Kalamazoo County Health Officials Say Context Matters When Talking About COVID-19 Delta Variant
KALAMAZOO, Michigan – The COVID-19 delta variant has made its way to western Michigan.
Last week, a case was identified in Ottawa County. Then on Monday, another in Kalamazoo County.
Kalamazoo County Medical Director Dr William Nettleton said context is extremely important when discussing the delta variant.
As this variant was expected to reach western Michigan, he said case rates, test positivity rates and vaccination rates play a big role in its impact on the community. .
“This is what viruses do. Viruses are expected to change over time as they develop because there is a greater chance that more people will be infected, that is. that time the viruses change, “said Kalamazoo County Health and Community Services Department medical director Dr William Nettleton.
The COVID-19 delta variant that was first identified in India has made its way to western Michigan.

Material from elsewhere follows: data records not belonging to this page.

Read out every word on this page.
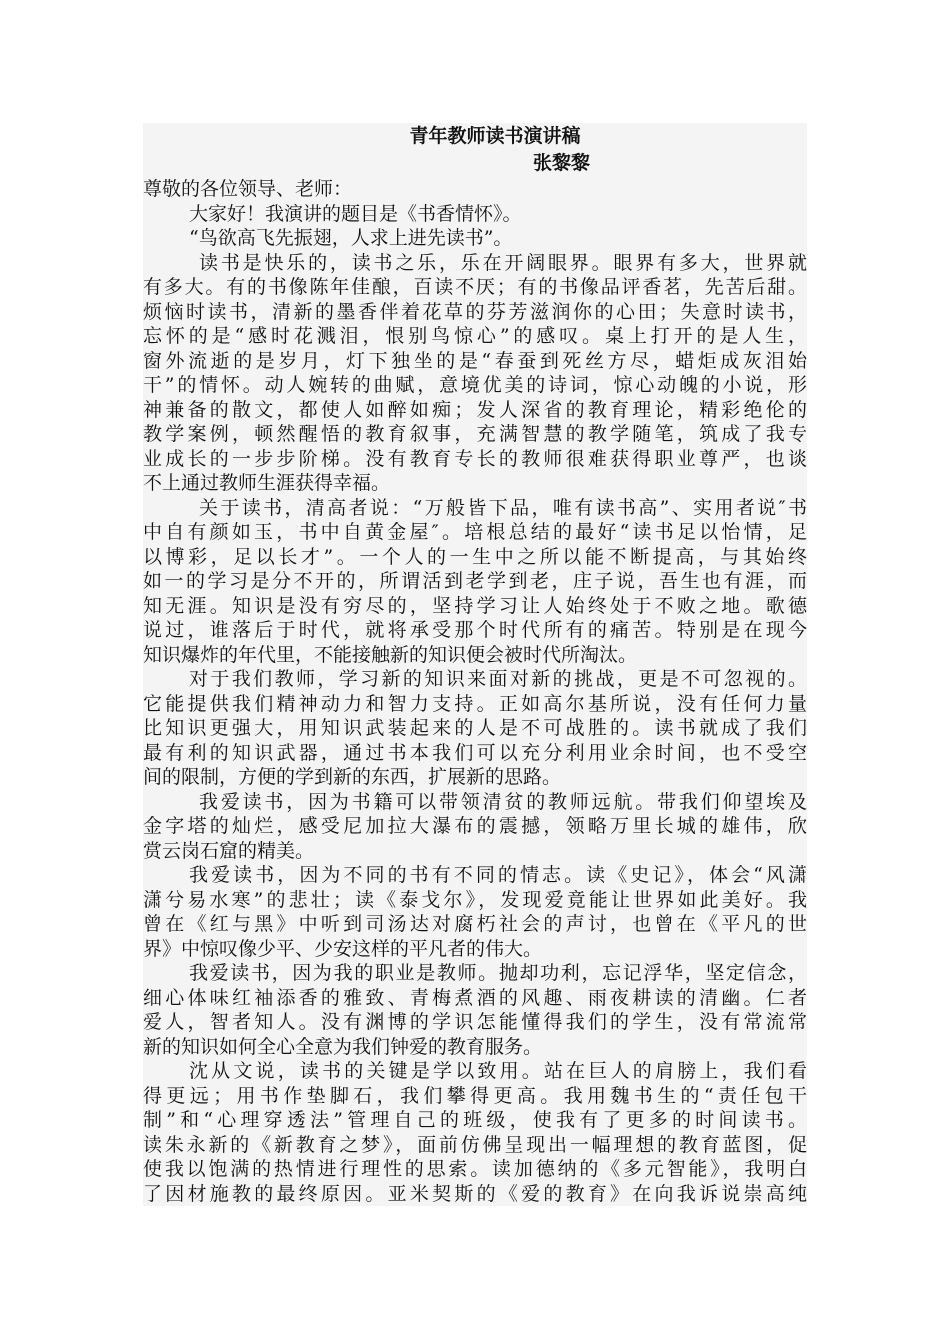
青年教师读书演讲稿
张黎黎
尊敬的各位领导、老师：
大家好！我演讲的题目是《书香情怀》。
“鸟欲高飞先振翅，人求上进先读书”。
读书是快乐的，读书之乐，乐在开阔眼界。眼界有多大，世界就
有多大。有的书像陈年佳酿，百读不厌；有的书像品评香茗，先苦后甜。
烦恼时读书，清新的墨香伴着花草的芬芳滋润你的心田；失意时读书，
忘怀的是“感时花溅泪，恨别鸟惊心”的感叹。桌上打开的是人生，
窗外流逝的是岁月，灯下独坐的是“春蚕到死丝方尽，蜡炬成灰泪始
干”的情怀。动人婉转的曲赋，意境优美的诗词，惊心动魄的小说，形
神兼备的散文，都使人如醉如痴；发人深省的教育理论，精彩绝伦的
教学案例，顿然醒悟的教育叙事，充满智慧的教学随笔，筑成了我专
业成长的一步步阶梯。没有教育专长的教师很难获得职业尊严，也谈
不上通过教师生涯获得幸福。
关于读书，清高者说：“万般皆下品，唯有读书高”、实用者说″书
中自有颜如玉，书中自黄金屋″。培根总结的最好“读书足以怡情，足
以博彩，足以长才”。一个人的一生中之所以能不断提高，与其始终
如一的学习是分不开的，所谓活到老学到老，庄子说，吾生也有涯，而
知无涯。知识是没有穷尽的，坚持学习让人始终处于不败之地。歌德
说过，谁落后于时代，就将承受那个时代所有的痛苦。特别是在现今
知识爆炸的年代里，不能接触新的知识便会被时代所淘汰。
对于我们教师，学习新的知识来面对新的挑战，更是不可忽视的。
它能提供我们精神动力和智力支持。正如高尔基所说，没有任何力量
比知识更强大，用知识武装起来的人是不可战胜的。读书就成了我们
最有利的知识武器，通过书本我们可以充分利用业余时间，也不受空
间的限制，方便的学到新的东西，扩展新的思路。
我爱读书，因为书籍可以带领清贫的教师远航。带我们仰望埃及
金字塔的灿烂，感受尼加拉大瀑布的震撼，领略万里长城的雄伟，欣
赏云岗石窟的精美。
我爱读书，因为不同的书有不同的情志。读《史记》，体会“风潇
潇兮易水寒”的悲壮；读《泰戈尔》，发现爱竟能让世界如此美好。我
曾在《红与黑》中听到司汤达对腐朽社会的声讨，也曾在《平凡的世
界》中惊叹像少平、少安这样的平凡者的伟大。
我爱读书，因为我的职业是教师。抛却功利，忘记浮华，坚定信念，
细心体味红袖添香的雅致、青梅煮酒的风趣、雨夜耕读的清幽。仁者
爱人，智者知人。没有渊博的学识怎能懂得我们的学生，没有常流常
新的知识如何全心全意为我们钟爱的教育服务。
沈从文说，读书的关键是学以致用。站在巨人的肩膀上，我们看
得更远；用书作垫脚石，我们攀得更高。我用魏书生的“责任包干
制”和“心理穿透法”管理自己的班级，使我有了更多的时间读书。
读朱永新的《新教育之梦》，面前仿佛呈现出一幅理想的教育蓝图，促
使我以饱满的热情进行理性的思索。读加德纳的《多元智能》，我明白
了因材施教的最终原因。亚米契斯的《爱的教育》在向我诉说崇高纯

So far, only a handful of cases have been identified, but Dr Nettleton said the Centers for Disease Control & Prevention predicted that the delta variant would become the predominant strain.
âThese are known as variants of concern, which means they have the potential to be more transmissible or spread more easily, or they can cause more serious disease. So we learn that the Delta variant is more transmissible and possibly has more serious disease. “said Dr Nettleton.
Kalamazoo County is handling it well with a total of just two cases per 100,000 population and a percent positivity rate of 1.6%.
These numbers are what Dr. Nettleton asks people to remember when they hear about the Delta variant.
Although this variant is not high risk, there is still a risk.
“In this case, it was actually an elderly person with several health problems, who was in fact fully immunized. The person did not end up in the intensive care unit and was in fact able to leave the hospital, âsaid Dr. Nettleton.
Dr Nettleton said this is what they call a “breakthrough” case, and why he said vaccinations were always extremely important.
“They are very rare, but they are also expected to occur sometimes. The purpose of vaccinations is to prevent hospitalization, to prevent death and also to prevent the spread of disease,” said Dr. Nettleton.
In Kalamazoo County, about 60% of the population has received at least one dose of the COVID-19 vaccine. About 56% were fully immunized.